NON-FICTION RISK: SAY IT
Say the things– write the things– that you are afraid to say. I recently shared about my fear of, “Who would ever want to buy my book?” And earlier this week, I confessed not just a past sin that I’ve conquered (which would feel safer) but a current area where God is at work in my heart.

At the root of writing is a willingness to dropkick the fear and decide to SAY THE THING THAT FEELS RISKY.

I don’t mean that you go around, willy-nilly, saying anything and everything that pops into your head. But I mean, there are things that you KNOW are the right thing… that you KNOW you need to say, but fear and self-concern holds you back. In blogging, I’ve noticed that the things that I’m the most cautious about writing, and the things I’m the most passionate about, are the things that get the biggest reactions.

And even more than reactions, my tracking data confirms that they are the things that people still read. They are the articles that people write me about, that keep impacting people’s hearts & lives.

But I can’t accurately predict in advance which things will resonate, and which things won’t. And neither can you. The only way to know, and know for sure, is to RISK. If you want to write great non-fiction, you have to actually say the stuff that feels vulnerable.

FICTION RISK: TORTURE/KILL THE CHARACTER
My favorite thing about reading and watching Elisabeth Gaskell’s works (as opposed to Jane Austen, who I also love but for very different reasons) is the difficult reality of her world. Wonderful characters– characters you love– die. People you care about get injuries that threaten their livelihood and ruin their lives. Everyone suffers real loss, not just the “safe” peripheral characters.

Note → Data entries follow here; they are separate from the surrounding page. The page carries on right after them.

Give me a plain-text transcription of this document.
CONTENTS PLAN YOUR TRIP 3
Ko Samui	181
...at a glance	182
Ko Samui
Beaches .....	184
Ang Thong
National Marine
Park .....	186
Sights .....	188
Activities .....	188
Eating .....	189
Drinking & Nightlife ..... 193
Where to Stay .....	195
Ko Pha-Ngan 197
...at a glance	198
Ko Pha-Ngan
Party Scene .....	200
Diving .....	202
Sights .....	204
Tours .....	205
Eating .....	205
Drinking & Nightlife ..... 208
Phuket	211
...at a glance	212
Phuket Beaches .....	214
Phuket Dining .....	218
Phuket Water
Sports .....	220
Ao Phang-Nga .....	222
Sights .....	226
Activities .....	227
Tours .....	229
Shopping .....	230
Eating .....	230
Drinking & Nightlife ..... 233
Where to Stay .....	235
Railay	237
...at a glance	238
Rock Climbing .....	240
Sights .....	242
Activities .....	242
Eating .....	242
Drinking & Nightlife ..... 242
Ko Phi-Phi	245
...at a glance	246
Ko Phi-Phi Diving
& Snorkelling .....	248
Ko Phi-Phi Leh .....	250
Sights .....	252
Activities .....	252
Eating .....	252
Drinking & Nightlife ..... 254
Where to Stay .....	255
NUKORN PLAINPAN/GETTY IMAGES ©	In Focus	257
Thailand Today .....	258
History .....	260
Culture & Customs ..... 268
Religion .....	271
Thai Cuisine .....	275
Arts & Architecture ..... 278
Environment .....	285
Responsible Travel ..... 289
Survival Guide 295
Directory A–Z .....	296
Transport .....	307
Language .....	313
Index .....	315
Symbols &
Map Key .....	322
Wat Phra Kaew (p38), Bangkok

It’s why people are nuts about Downton Abbey. People actually die. Main characters– the ones you love and care about– are jailed, attacked, lied about, jilted at the altar, and killed off. They face extreme tragedy and difficulty. The writers have no problem torturing and killing their characters.

If you want to write good fiction, be fierce. Don’t allow only your secondary or tertiary characters to suffer real loss. Cause your main characters to experience heart-wrenching pain– do it on purpose– and your work will be the better for it. 

BECOME A BETTER WRITER: RISK
Whatever you’re writing, if you don’t risk, you’re withholding the vulnerability and reality that makes your voice different from others’.

Take some calculated risks with your writing. Write the blogpost about the issue you feel strongly about. Kill off the character that would throw the book into a whirlwind. Consider sharing the thing that feels vulnerable. Put your main character through emotional turmoil.

To become a better writer, risk. And I will too.